Я выпятил на нее изумленные глаза.
— Да ты что, сдурела? На что он тебе, этот Миня? Он же не человек, а обезьяна. Даже хуже обезьяны.
Клавдия поморщилась.
— Мне он и самой не нравится. Какой-то слюнтяй. Но отец настаивает. Хочет с богачом породниться. И богатством объединиться.
Ее ответ протрезвил меня, и я прикусил язык. А потом заметил с равнодушием:
— А вообще-то… Кому что нравится…
Клавдия подумала и сказала:
— Нет, не пойду. Пускай без меня роднятся и объединяются. — И, завязав концы бинта, выпрямилась. — Теперь все будет хорошо. Можно не беспокоиться. А Михаил… Он и правда какой-то такой…
Чтобы переменить разговор, я спросил, как отец пережил пропажу барометра.
— Очень нервничал, — зашептала Клавдия. — Места себе не находил.
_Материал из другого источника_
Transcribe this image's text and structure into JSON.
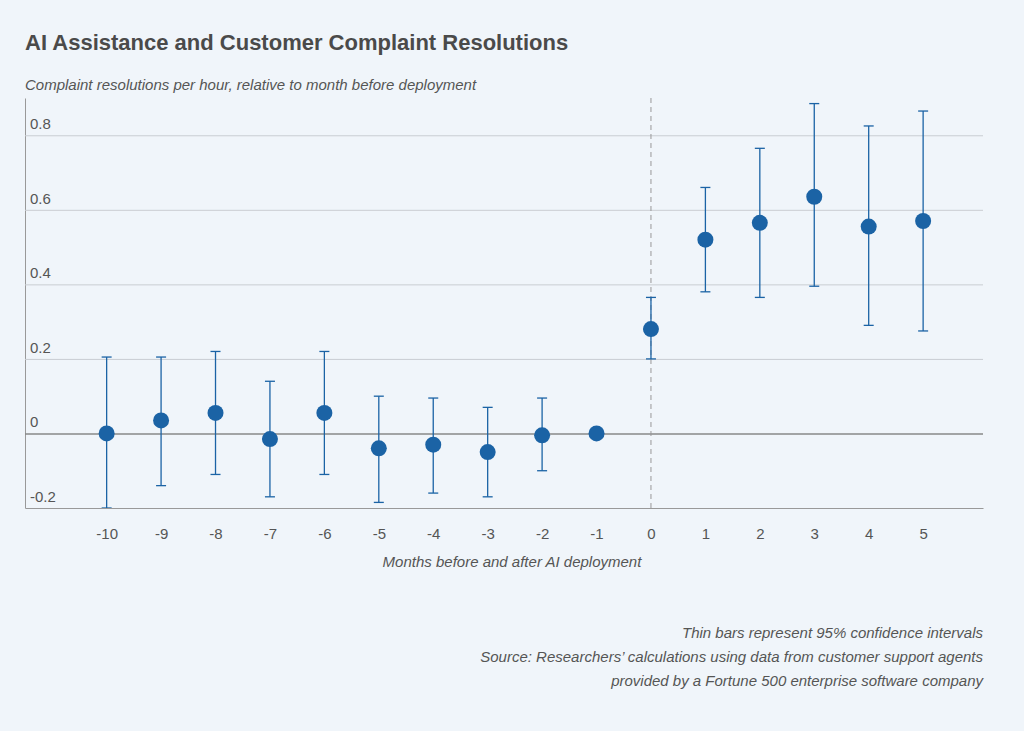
{
  "chart_data": {
    "type": "scatter",
    "title": "AI Assistance and Customer Complaint Resolutions",
    "y_label": "Complaint resolutions per hour, relative to month before deployment",
    "x_label": "Months before and after AI deployment",
    "notes": [
      "Thin bars represent 95% confidence intervals",
      "Source: Researchers’ calculations using data from customer support agents",
      "provided by a Fortune 500 enterprise software company"
    ],
    "x": [
      -10,
      -9,
      -8,
      -7,
      -6,
      -5,
      -4,
      -3,
      -2,
      -1,
      0,
      1,
      2,
      3,
      4,
      5
    ],
    "series": [
      {
        "color": "#1b63a5",
        "marker": "circle",
        "values": [
          0.0,
          0.035,
          0.055,
          -0.015,
          0.055,
          -0.04,
          -0.03,
          -0.05,
          -0.005,
          0.0,
          0.28,
          0.52,
          0.565,
          0.635,
          0.555,
          0.57
        ],
        "ci_lower": [
          -0.2,
          -0.14,
          -0.11,
          -0.17,
          -0.11,
          -0.185,
          -0.16,
          -0.17,
          -0.1,
          null,
          0.2,
          0.38,
          0.365,
          0.395,
          0.29,
          0.275
        ],
        "ci_upper": [
          0.205,
          0.205,
          0.22,
          0.14,
          0.22,
          0.1,
          0.095,
          0.07,
          0.095,
          null,
          0.365,
          0.66,
          0.765,
          0.885,
          0.825,
          0.865
        ]
      }
    ],
    "xlim": [
      -11.5,
      6.1
    ],
    "ylim": [
      -0.2,
      0.9
    ],
    "xticks": [
      -10,
      -9,
      -8,
      -7,
      -6,
      -5,
      -4,
      -3,
      -2,
      -1,
      0,
      1,
      2,
      3,
      4,
      5
    ],
    "yticks": [
      -0.2,
      0,
      0.2,
      0.4,
      0.6,
      0.8
    ],
    "grid": true,
    "deployment_x": 0
  }
}
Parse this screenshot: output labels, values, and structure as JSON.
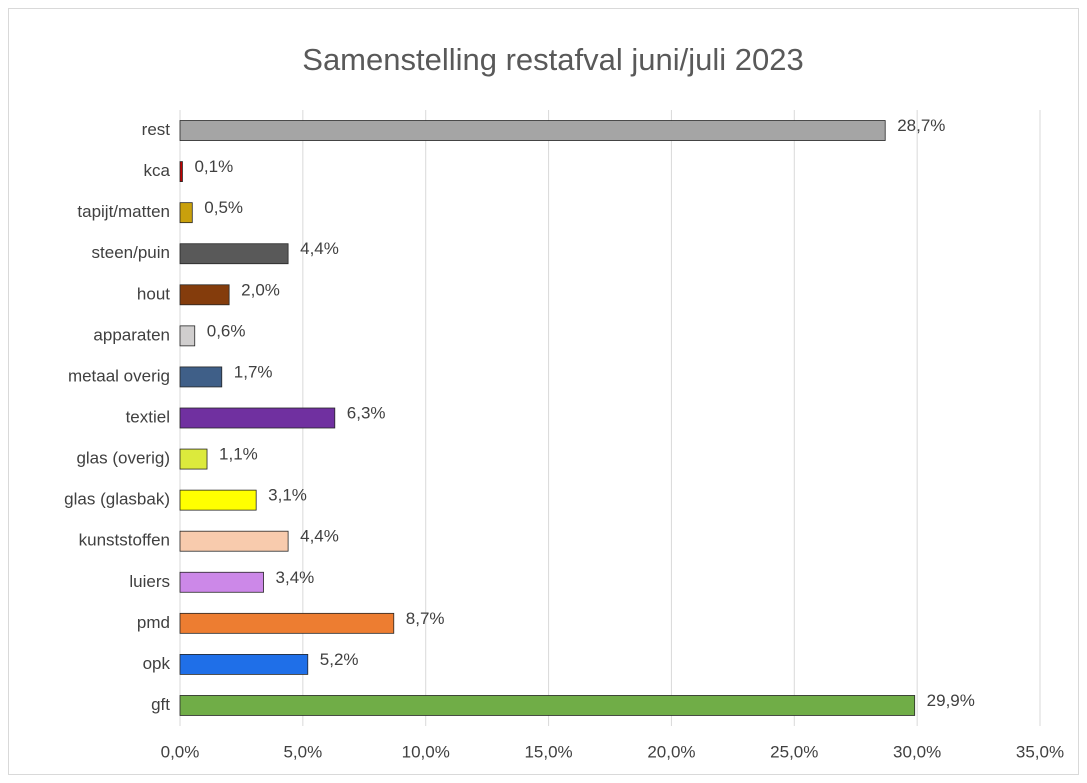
{
  "chart_data": {
    "type": "bar",
    "orientation": "horizontal",
    "title": "Samenstelling restafval juni/juli 2023",
    "categories": [
      "rest",
      "kca",
      "tapijt/matten",
      "steen/puin",
      "hout",
      "apparaten",
      "metaal overig",
      "textiel",
      "glas (overig)",
      "glas (glasbak)",
      "kunststoffen",
      "luiers",
      "pmd",
      "opk",
      "gft"
    ],
    "values": [
      28.7,
      0.1,
      0.5,
      4.4,
      2.0,
      0.6,
      1.7,
      6.3,
      1.1,
      3.1,
      4.4,
      3.4,
      8.7,
      5.2,
      29.9
    ],
    "value_labels": [
      "28,7%",
      "0,1%",
      "0,5%",
      "4,4%",
      "2,0%",
      "0,6%",
      "1,7%",
      "6,3%",
      "1,1%",
      "3,1%",
      "4,4%",
      "3,4%",
      "8,7%",
      "5,2%",
      "29,9%"
    ],
    "colors": [
      "#a5a5a5",
      "#c00000",
      "#c9a00c",
      "#595959",
      "#843c0c",
      "#d0cece",
      "#3f5f88",
      "#7030a0",
      "#dcea3c",
      "#ffff00",
      "#f8cbad",
      "#cc88e8",
      "#ed7d31",
      "#1f6fe8",
      "#70ad47"
    ],
    "xlim": [
      0,
      35
    ],
    "xticks": [
      {
        "value": 0,
        "label": "0,0%"
      },
      {
        "value": 5,
        "label": "5,0%"
      },
      {
        "value": 10,
        "label": "10,0%"
      },
      {
        "value": 15,
        "label": "15,0%"
      },
      {
        "value": 20,
        "label": "20,0%"
      },
      {
        "value": 25,
        "label": "25,0%"
      },
      {
        "value": 30,
        "label": "30,0%"
      },
      {
        "value": 35,
        "label": "35,0%"
      }
    ],
    "grid": true
  }
}
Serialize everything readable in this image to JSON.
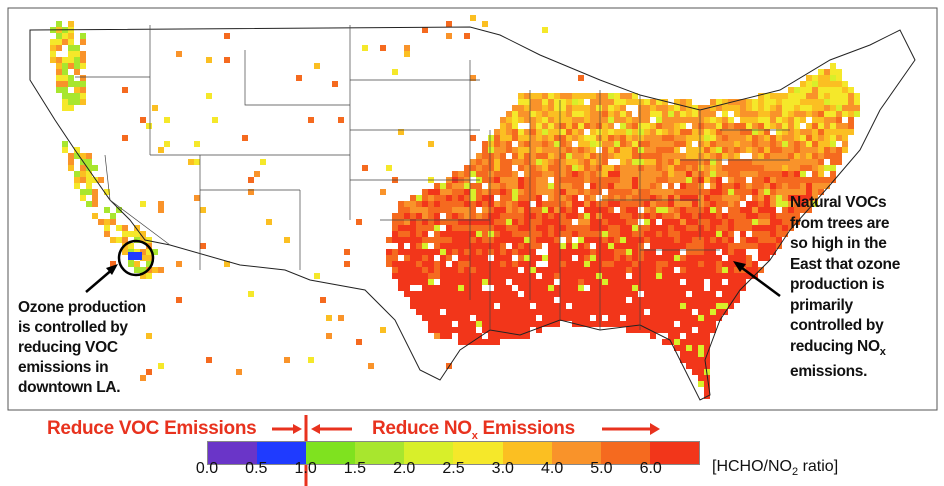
{
  "annotations": {
    "west": [
      "Ozone production",
      "is controlled by",
      "reducing VOC",
      "emissions in",
      "downtown LA."
    ],
    "east_lines": [
      "Natural VOCs",
      "from trees are",
      "so high in the",
      "East that ozone",
      "production is",
      "primarily",
      "controlled by"
    ],
    "east_last_prefix": "reducing NO",
    "east_last_sub": "x",
    "east_end": "emissions."
  },
  "regimes": {
    "voc": "Reduce VOC Emissions",
    "nox_prefix": "Reduce NO",
    "nox_sub": "x",
    "nox_suffix": " Emissions"
  },
  "colorbar": {
    "colors": [
      "#6a35c8",
      "#1f3bff",
      "#7fe21f",
      "#a8e62e",
      "#d8ef2a",
      "#f5e82a",
      "#fbbf22",
      "#f9932a",
      "#f56a1f",
      "#f2361a"
    ],
    "ticks": [
      "0.0",
      "0.5",
      "1.0",
      "1.5",
      "2.0",
      "2.5",
      "3.0",
      "4.0",
      "5.0",
      "6.0"
    ],
    "unit_prefix": "[HCHO/NO",
    "unit_sub": "2",
    "unit_suffix": " ratio]",
    "threshold": "1.0"
  },
  "colors": {
    "regime_red": "#e8321e"
  }
}
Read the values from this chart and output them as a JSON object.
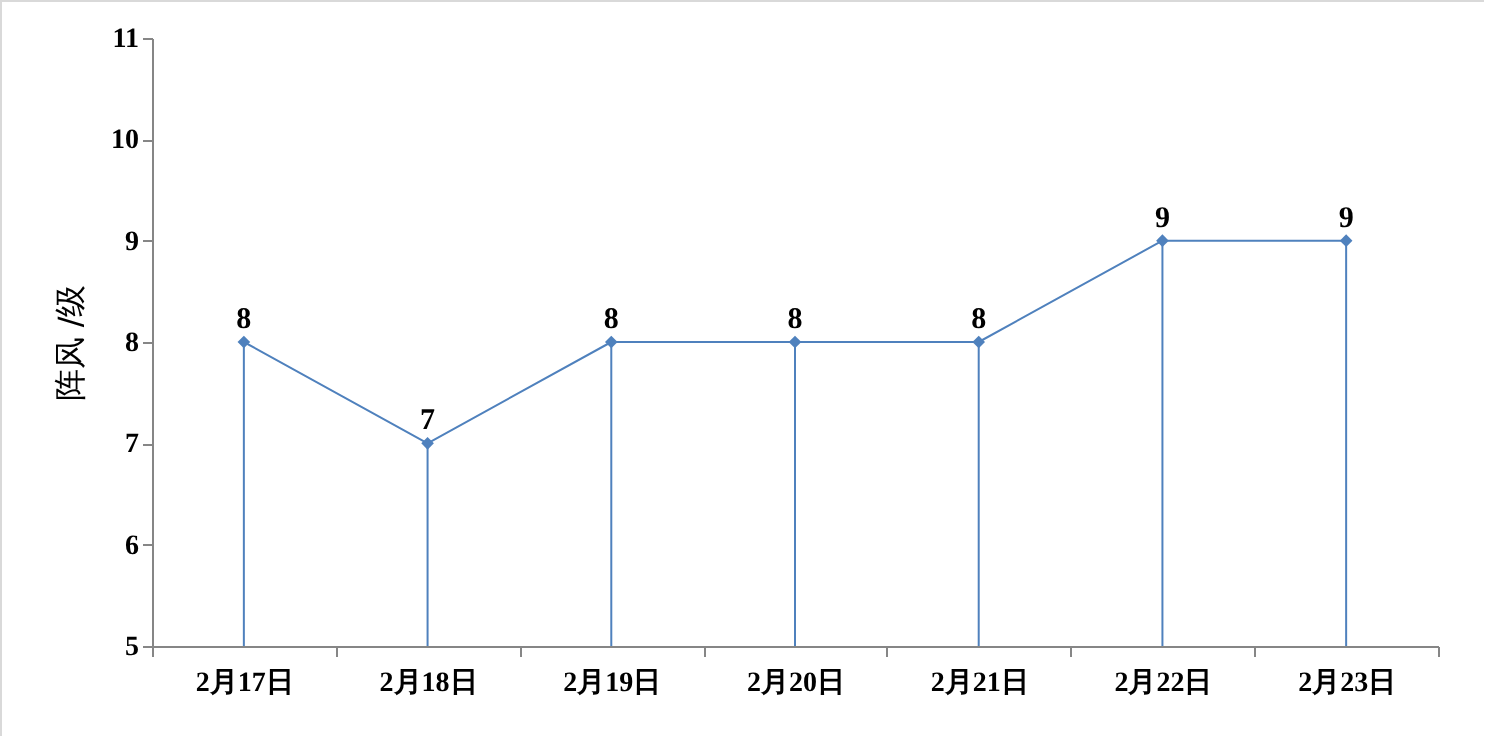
{
  "chart_data": {
    "type": "line",
    "ylabel": "阵风 /级",
    "categories": [
      "2月17日",
      "2月18日",
      "2月19日",
      "2月20日",
      "2月21日",
      "2月22日",
      "2月23日"
    ],
    "series": [
      {
        "color": "#4f81bd",
        "values": [
          8,
          7,
          8,
          8,
          8,
          9,
          9
        ]
      }
    ],
    "ylim": [
      5,
      11
    ],
    "yticks": [
      5,
      6,
      7,
      8,
      9,
      10,
      11
    ],
    "grid": false,
    "marker": "diamond",
    "data_labels": true
  }
}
Боялся, как бы не притянули его к ответу.
— Тебя не заподозрил?
— Попа проклинал. На чем свет стоит. Уверен, что он предал. Чтобы втереться в доверие к коммунистам…
Слушая Клавдию, я подумал о Лобачеве. Он все еще осторожничал с церковниками. Опасался, как бы не упрекнули в притеснении церкви. А чего тут опасаться? Всем теперь видно контрреволюционное нутро святош. Самые рьяные верующие и те согласятся прикрыть поповскую лавочку.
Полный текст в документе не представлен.